It’s Got to be Believable

My neighbor and good friend, who happens to be a forest climatologist, once told me he had one regret about learning so much about the weather. “I can no longer just look up into the sky and say, ‘what pretty clouds,'” he told me. Learning can be a curse that way. I find that it manifests itself for me when I’m watching movies. Particularly movies involving outer space.

600px-JupiterEver since the Matrix ™ movies, I promised myself that I’d try to watch whatever movies the Wachowskis made. And I’ve pretty much held to that. My latest was “Jupiter Ascending.” A lot of the action of this movie took place on and around the planet Jupiter. One of the bad characters had built a huge complex beneath the atmosphere of Jupiter’s red spot.

Like every Wachowski movie I’ve ever seen, this one was a very good story and well told. In a scene toward the end of the movie, our heroine was trapped on Jupiter (which interestingly had exactly 1G of gravity.) Her brave hero was on a large ship in what appeared to me was geosynchronous orbit just above the red spot. His smaller more nimble ship was inside the big ship, and when it became clear that he needed to swoop down to the planet to rescue our fair maid, he flew his small craft out of the mother ship, and straight down to the planet’s surface.

This bothered me. The international space station is approximately 205 miles above the surface, and orbits the Earth every 90 minutes. GPS satellites in Earth orbit are 12,540 miles up, and stay more or less stationary over a particular spot on the planet. Should something nudge one of these satellites from its carefully calculated orbit, would it fall straight to earth? No! As I understand it, once below geosynchronous orbit altitude, celestial mechanics would dictate the object would start moving faster in orbit the closer to the earth it came. I suppose it would be possible for this “falling” object to fire rockets against the direction they tried to orbit, with the effect that they’d fall to Earth all the faster.

At some point, the piper would have to be paid though.

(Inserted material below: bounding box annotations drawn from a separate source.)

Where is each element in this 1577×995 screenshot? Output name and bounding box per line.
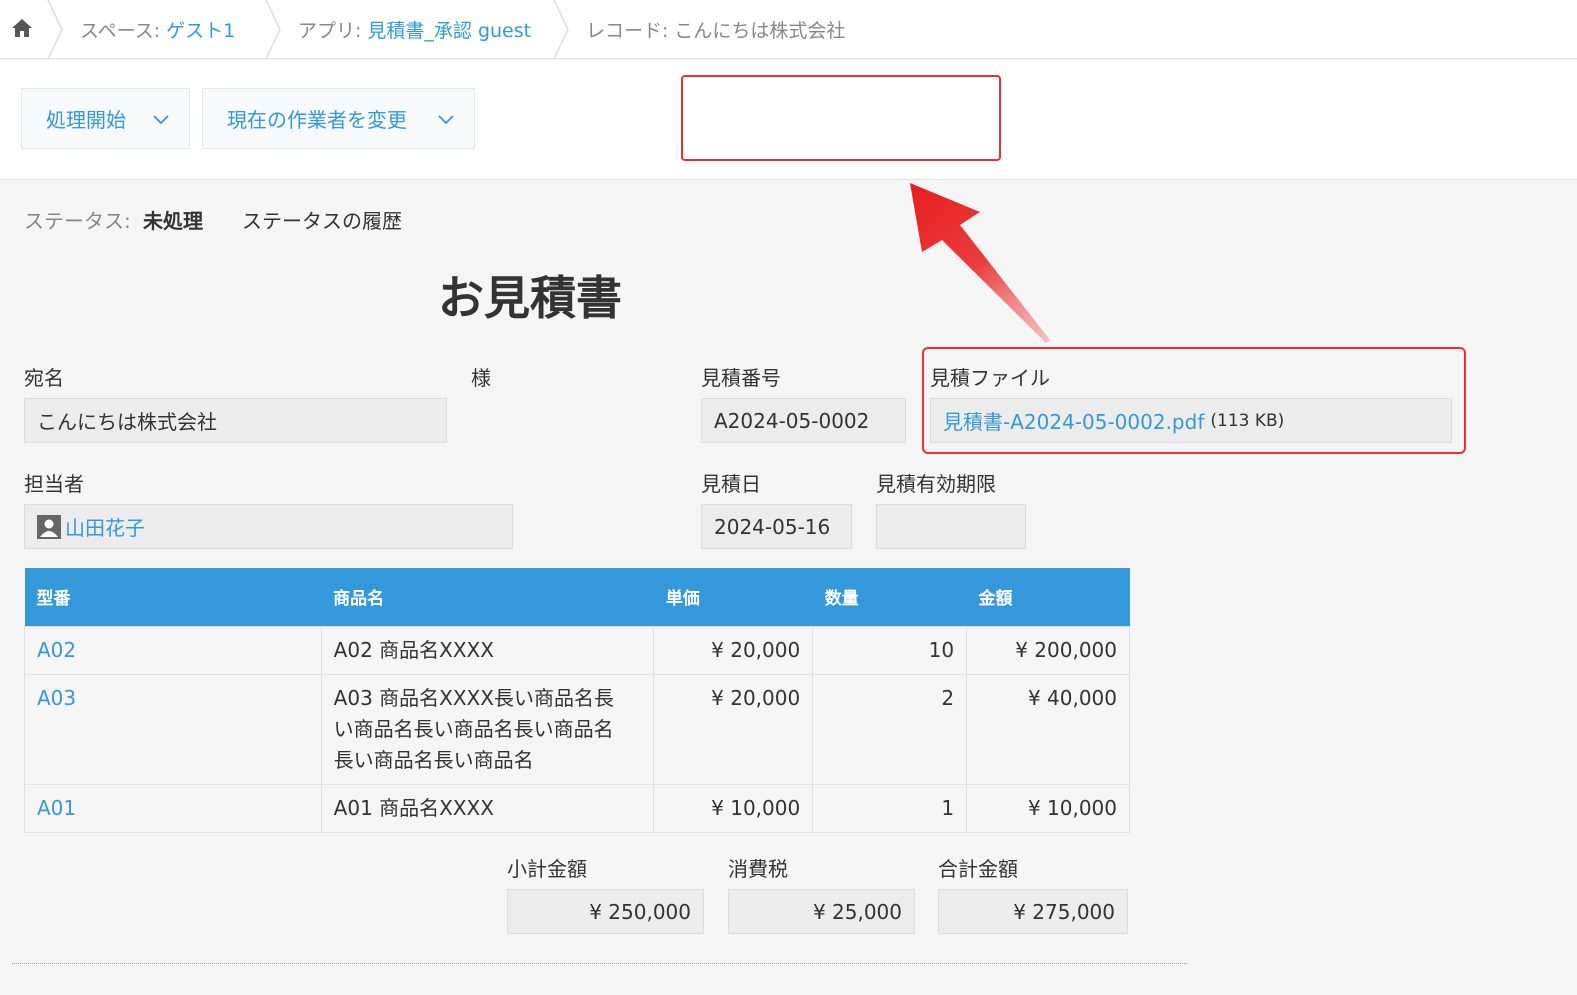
total-field: ¥ 275,000 <box>938 889 1128 934</box>
quote-file-field: 見積書-A2024-05-0002.pdf (113 KB) <box>930 398 1452 443</box>
quote-date-field: 2024-05-16 <box>701 504 852 549</box>
items-table: 型番 商品名 単価 数量 金額 A02 A02 商品名XXXX ¥ 20,000… <box>24 568 1130 833</box>
subtotal-field: ¥ 250,000 <box>507 889 704 934</box>
addressee-field: こんにちは株式会社 <box>24 398 447 443</box>
status-value: 未処理 <box>143 209 203 233</box>
tax-field: ¥ 25,000 <box>728 889 915 934</box>
item-qty: 10 <box>812 625 968 675</box>
table-header-row: 型番 商品名 単価 数量 金額 <box>24 568 1130 626</box>
header-price: 単価 <box>653 568 813 626</box>
expiry-label: 見積有効期限 <box>876 472 996 496</box>
divider <box>12 963 1187 964</box>
table-row: A01 A01 商品名XXXX ¥ 10,000 1 ¥ 10,000 <box>24 783 1130 833</box>
item-code-link[interactable]: A02 <box>37 638 76 662</box>
person-link[interactable]: 山田花子 <box>65 512 145 541</box>
record-title: お見積書 <box>438 271 622 325</box>
item-qty: 2 <box>812 673 968 785</box>
header-name: 商品名 <box>321 568 654 626</box>
table-row: A02 A02 商品名XXXX ¥ 20,000 10 ¥ 200,000 <box>24 625 1130 675</box>
item-price: ¥ 10,000 <box>653 783 814 833</box>
item-amount: ¥ 200,000 <box>966 625 1130 675</box>
addressee-label: 宛名 <box>24 366 64 390</box>
item-qty: 1 <box>812 783 968 833</box>
total-label: 合計金額 <box>938 857 1018 881</box>
quote-date-label: 見積日 <box>701 472 761 496</box>
item-price: ¥ 20,000 <box>653 673 814 785</box>
honorific-label: 様 <box>471 366 491 390</box>
person-field: 山田花子 <box>24 504 513 549</box>
subtotal-label: 小計金額 <box>507 857 587 881</box>
item-amount: ¥ 10,000 <box>966 783 1130 833</box>
item-price: ¥ 20,000 <box>653 625 814 675</box>
person-label: 担当者 <box>24 472 84 496</box>
annotation-arrow-icon <box>910 183 1050 343</box>
quote-file-link[interactable]: 見積書-A2024-05-0002.pdf <box>943 406 1204 435</box>
header-amount: 金額 <box>966 568 1130 626</box>
quote-file-label: 見積ファイル <box>930 366 1050 390</box>
item-amount: ¥ 40,000 <box>966 673 1130 785</box>
item-name: A01 商品名XXXX <box>320 783 655 833</box>
item-name: A02 商品名XXXX <box>320 625 655 675</box>
quote-file-size: (113 KB) <box>1210 410 1285 431</box>
expiry-field <box>876 504 1026 549</box>
header-qty: 数量 <box>812 568 967 626</box>
table-row: A03 A03 商品名XXXX長い商品名長 い商品名長い商品名長い商品名 長い商… <box>24 673 1130 785</box>
quote-number-field: A2024-05-0002 <box>701 398 906 443</box>
quote-number-label: 見積番号 <box>701 366 781 390</box>
header-code: 型番 <box>24 568 322 626</box>
item-code-link[interactable]: A01 <box>37 796 76 820</box>
item-code-link[interactable]: A03 <box>37 686 76 710</box>
user-avatar-icon <box>37 514 61 539</box>
tax-label: 消費税 <box>728 857 788 881</box>
status-history-link[interactable]: ステータスの履歴 <box>242 205 402 234</box>
status-label: ステータス: <box>24 209 131 233</box>
item-name: A03 商品名XXXX長い商品名長 い商品名長い商品名長い商品名 長い商品名長い… <box>320 673 655 785</box>
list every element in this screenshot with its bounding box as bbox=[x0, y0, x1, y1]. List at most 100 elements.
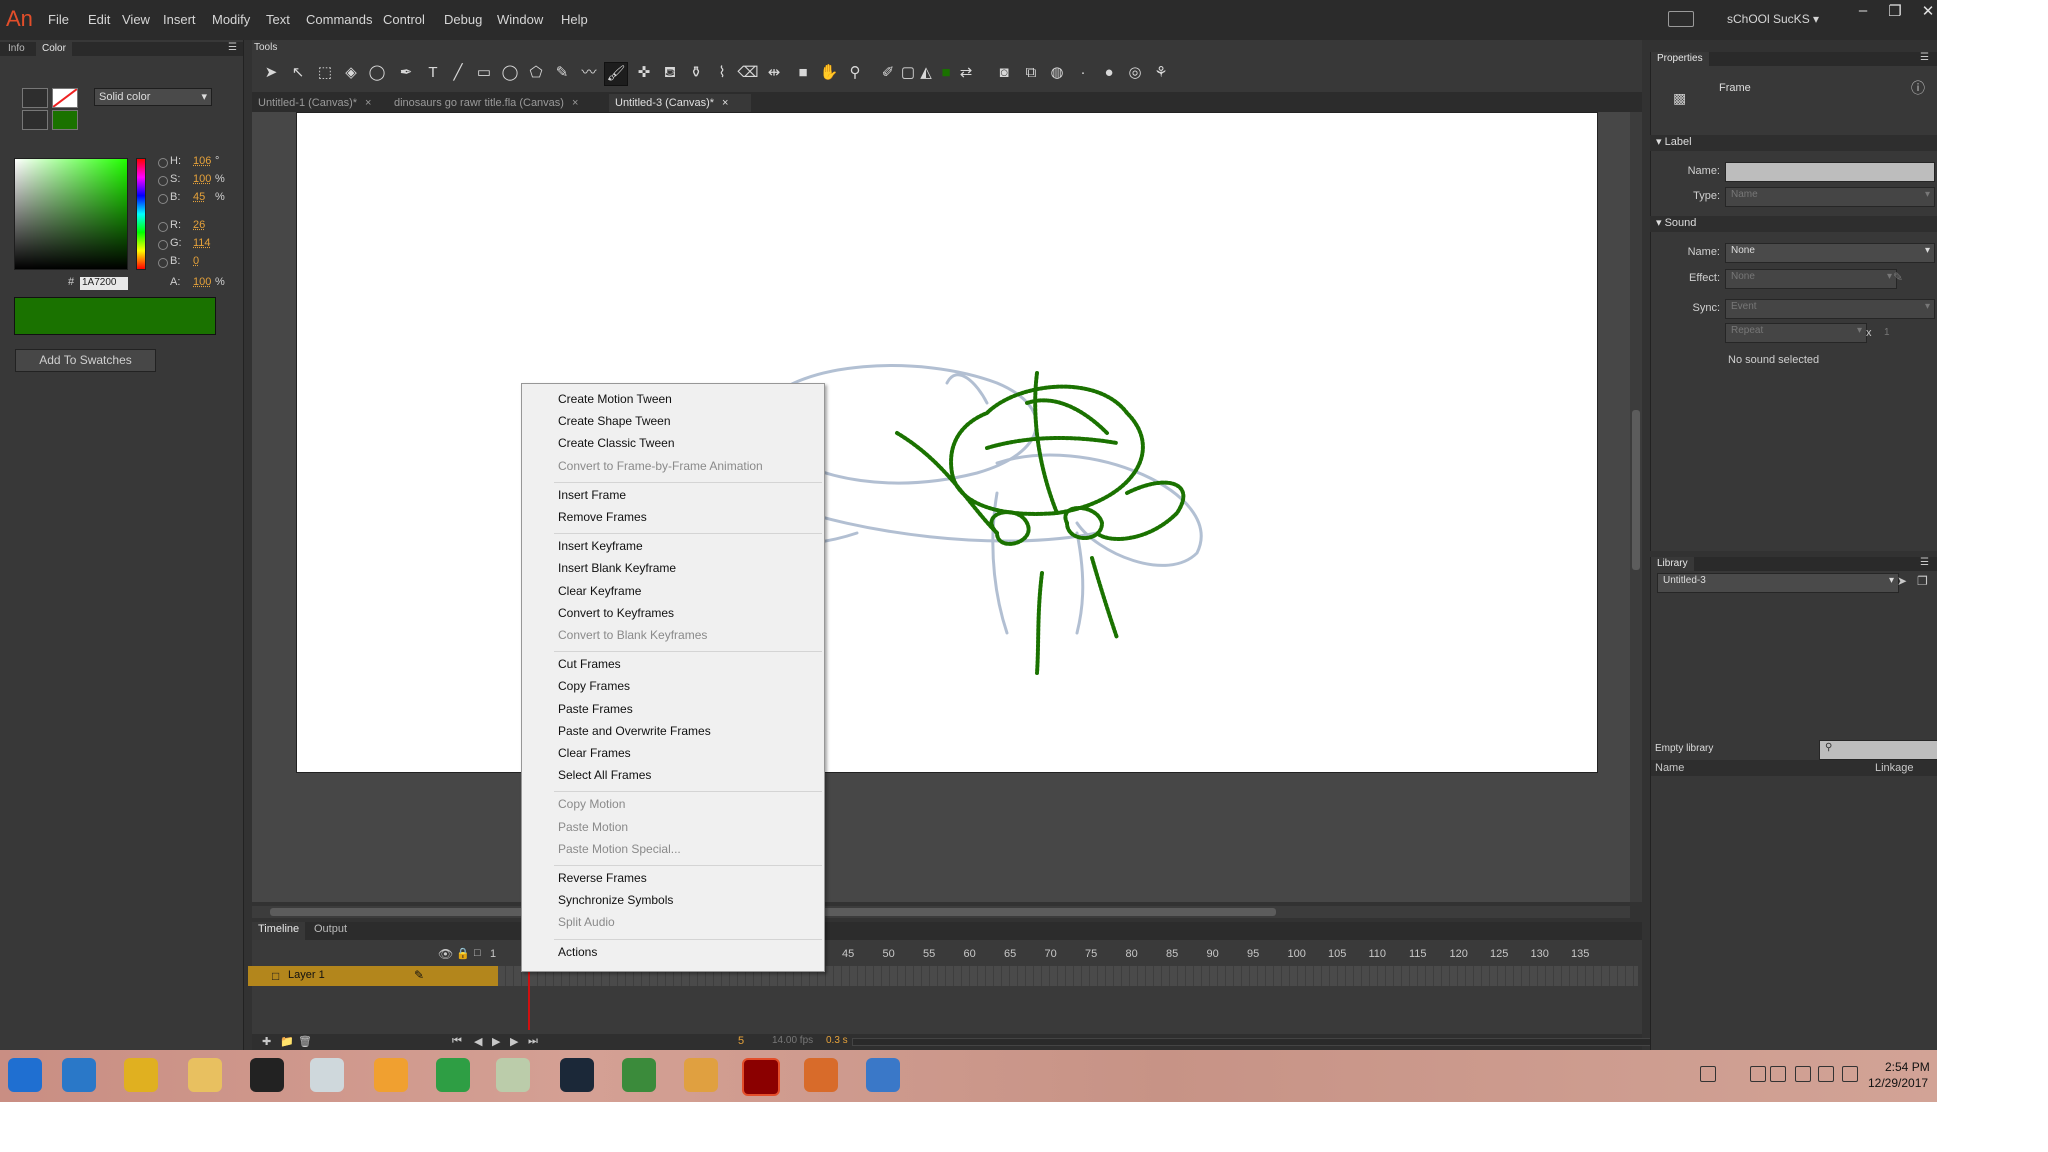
rgb-radio-2[interactable] bbox=[158, 258, 168, 268]
sound-name-dropdown[interactable]: None ▾ bbox=[1725, 243, 1935, 263]
hsb-radio-0[interactable] bbox=[158, 158, 168, 168]
menu-item-synchronize-symbols[interactable]: Synchronize Symbols bbox=[558, 893, 673, 907]
hand-tool-icon[interactable]: ✋ bbox=[818, 62, 840, 84]
tab-properties[interactable]: Properties bbox=[1651, 52, 1709, 68]
selection-tool-icon[interactable]: ➤ bbox=[260, 62, 282, 84]
free-transform-icon[interactable]: ⬚ bbox=[314, 62, 336, 84]
tab-color[interactable]: Color bbox=[36, 42, 72, 58]
close-icon[interactable]: × bbox=[365, 97, 371, 109]
hex-input[interactable]: 1A7200 bbox=[80, 277, 128, 290]
new-layer-icon[interactable]: ✚ bbox=[262, 1035, 271, 1048]
menu-item-paste-and-overwrite-frames[interactable]: Paste and Overwrite Frames bbox=[558, 724, 711, 738]
repeat-count[interactable]: 1 bbox=[1884, 327, 1890, 338]
snap-icon[interactable]: ⧉ bbox=[1020, 62, 1042, 84]
frame-tick[interactable]: 95 bbox=[1247, 948, 1259, 960]
clock-time[interactable]: 2:54 PM bbox=[1885, 1060, 1930, 1074]
library-document-dropdown[interactable]: Untitled-3 ▾ bbox=[1657, 573, 1899, 593]
menu-view[interactable]: View bbox=[122, 12, 150, 27]
frame-tick[interactable]: 70 bbox=[1045, 948, 1057, 960]
menu-control[interactable]: Control bbox=[383, 12, 425, 27]
hsb-radio-2[interactable] bbox=[158, 194, 168, 204]
menu-item-insert-blank-keyframe[interactable]: Insert Blank Keyframe bbox=[558, 561, 676, 575]
library-col-linkage[interactable]: Linkage bbox=[1875, 762, 1914, 774]
frame-tick[interactable]: 65 bbox=[1004, 948, 1016, 960]
panel-menu-icon[interactable]: ☰ bbox=[1920, 52, 1929, 63]
library-search-input[interactable]: ⚲ bbox=[1819, 740, 1937, 760]
pen-tool-icon[interactable]: ✒ bbox=[395, 62, 417, 84]
photos-icon[interactable] bbox=[310, 1058, 344, 1092]
menu-modify[interactable]: Modify bbox=[212, 12, 250, 27]
frame-tick[interactable]: 135 bbox=[1571, 948, 1589, 960]
close-icon[interactable]: × bbox=[572, 97, 578, 109]
stage-canvas[interactable] bbox=[296, 112, 1598, 773]
frame-type-dropdown[interactable]: Name ▾ bbox=[1725, 187, 1935, 207]
tab-info[interactable]: Info bbox=[2, 42, 31, 58]
frame-tick[interactable]: 90 bbox=[1207, 948, 1219, 960]
size-icon[interactable]: ● bbox=[1098, 62, 1120, 84]
menu-item-convert-to-keyframes[interactable]: Convert to Keyframes bbox=[558, 606, 674, 620]
empty-frames-area[interactable] bbox=[498, 986, 1638, 1022]
sound-section-header[interactable]: ▾ Sound bbox=[1650, 216, 1937, 232]
frame-tick[interactable]: 50 bbox=[883, 948, 895, 960]
fill-type-dropdown[interactable]: Solid color ▾ bbox=[94, 88, 212, 106]
pin-icon[interactable]: ➤ bbox=[1897, 574, 1907, 588]
stroke-swatch[interactable] bbox=[52, 88, 78, 108]
brush-tool-icon[interactable]: 〰 bbox=[578, 62, 600, 84]
new-folder-icon[interactable]: 📁 bbox=[280, 1035, 294, 1048]
zoom-icon[interactable]: ⚲ bbox=[844, 62, 866, 84]
rotate-icon[interactable]: ◎ bbox=[1124, 62, 1146, 84]
tab-library[interactable]: Library bbox=[1651, 557, 1694, 573]
paint-icon[interactable] bbox=[374, 1058, 408, 1092]
volume-icon[interactable] bbox=[1818, 1066, 1834, 1082]
3d-rotation-icon[interactable]: ◈ bbox=[340, 62, 362, 84]
pencil-icon[interactable]: ✎ bbox=[414, 968, 424, 982]
frame-tick[interactable]: 85 bbox=[1166, 948, 1178, 960]
file-explorer-icon[interactable] bbox=[188, 1058, 222, 1092]
alpha-value[interactable]: 100 bbox=[193, 276, 211, 288]
fill-color-icon[interactable] bbox=[22, 110, 48, 130]
restore-icon[interactable]: ❐ bbox=[1880, 2, 1910, 20]
step-back-icon[interactable]: ◀ bbox=[474, 1035, 482, 1048]
tab-doc-2[interactable]: dinosaurs go rawr title.fla (Canvas) × bbox=[388, 94, 615, 112]
text-tool-icon[interactable]: T bbox=[422, 62, 444, 84]
width-tool-icon[interactable]: ⇹ bbox=[763, 62, 785, 84]
menu-item-remove-frames[interactable]: Remove Frames bbox=[558, 510, 647, 524]
menu-item-clear-frames[interactable]: Clear Frames bbox=[558, 746, 631, 760]
current-frame[interactable]: 5 bbox=[738, 1035, 744, 1047]
frame-tick[interactable]: 45 bbox=[842, 948, 854, 960]
outline-icon[interactable]: □ bbox=[474, 947, 481, 959]
first-frame-icon[interactable]: ⏮ bbox=[452, 1035, 462, 1048]
pencil-tool-icon[interactable]: ✎ bbox=[551, 62, 573, 84]
tab-doc-3[interactable]: Untitled-3 (Canvas)* × bbox=[609, 94, 751, 112]
fill-color-icon[interactable]: ◭ bbox=[915, 62, 937, 84]
minimize-icon[interactable]: – bbox=[1848, 2, 1878, 20]
menu-item-cut-frames[interactable]: Cut Frames bbox=[558, 657, 621, 671]
frame-tick[interactable]: 130 bbox=[1531, 948, 1549, 960]
game-icon[interactable] bbox=[496, 1058, 530, 1092]
battery-icon[interactable] bbox=[1795, 1066, 1811, 1082]
eyedropper-icon[interactable]: ⌇ bbox=[711, 62, 733, 84]
fill-swatch[interactable] bbox=[52, 110, 78, 130]
menu-edit[interactable]: Edit bbox=[88, 12, 110, 27]
frame-name-input[interactable] bbox=[1725, 162, 1935, 182]
smooth-icon[interactable]: ◍ bbox=[1046, 62, 1068, 84]
keyboard-icon[interactable] bbox=[1700, 1066, 1716, 1082]
layer-row[interactable]: □ Layer 1 ✎ bbox=[248, 966, 498, 986]
effect-dropdown[interactable]: None ▾ bbox=[1725, 269, 1897, 289]
panel-menu-icon[interactable]: ☰ bbox=[228, 42, 237, 53]
close-icon[interactable]: ✕ bbox=[1913, 2, 1937, 20]
elapsed-time[interactable]: 0.3 s bbox=[826, 1035, 848, 1046]
hsb-value-2[interactable]: 45 bbox=[193, 191, 205, 203]
bone-tool-icon[interactable]: ✜ bbox=[633, 62, 655, 84]
library-col-name[interactable]: Name bbox=[1655, 762, 1684, 774]
add-to-swatches-button[interactable]: Add To Swatches bbox=[15, 349, 156, 372]
chrome-icon[interactable] bbox=[124, 1058, 158, 1092]
lasso-icon[interactable]: ◯ bbox=[366, 62, 388, 84]
hue-slider[interactable] bbox=[136, 158, 146, 270]
frame-tick[interactable]: 110 bbox=[1369, 948, 1387, 960]
menu-item-copy-frames[interactable]: Copy Frames bbox=[558, 679, 630, 693]
map-app-icon[interactable] bbox=[622, 1058, 656, 1092]
frame-tick[interactable]: 1 bbox=[490, 948, 496, 960]
chevron-up-icon[interactable] bbox=[1750, 1066, 1766, 1082]
menu-item-clear-keyframe[interactable]: Clear Keyframe bbox=[558, 584, 641, 598]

If you didn’t want to hit the spot on the planet you were aiming for pretty hard, you’d have to give up a significant amount of energy somehow. And you need to be mindful that a fragile human body could not handle more than a few Gs of force without destroying itself.

So when the hero flew his ship straight towards his destination, and landed his ship a few minutes later with a puff of air, I groaned. Fortunately for me, however, when I walk outside and look up at the sky, the clouds look pretty.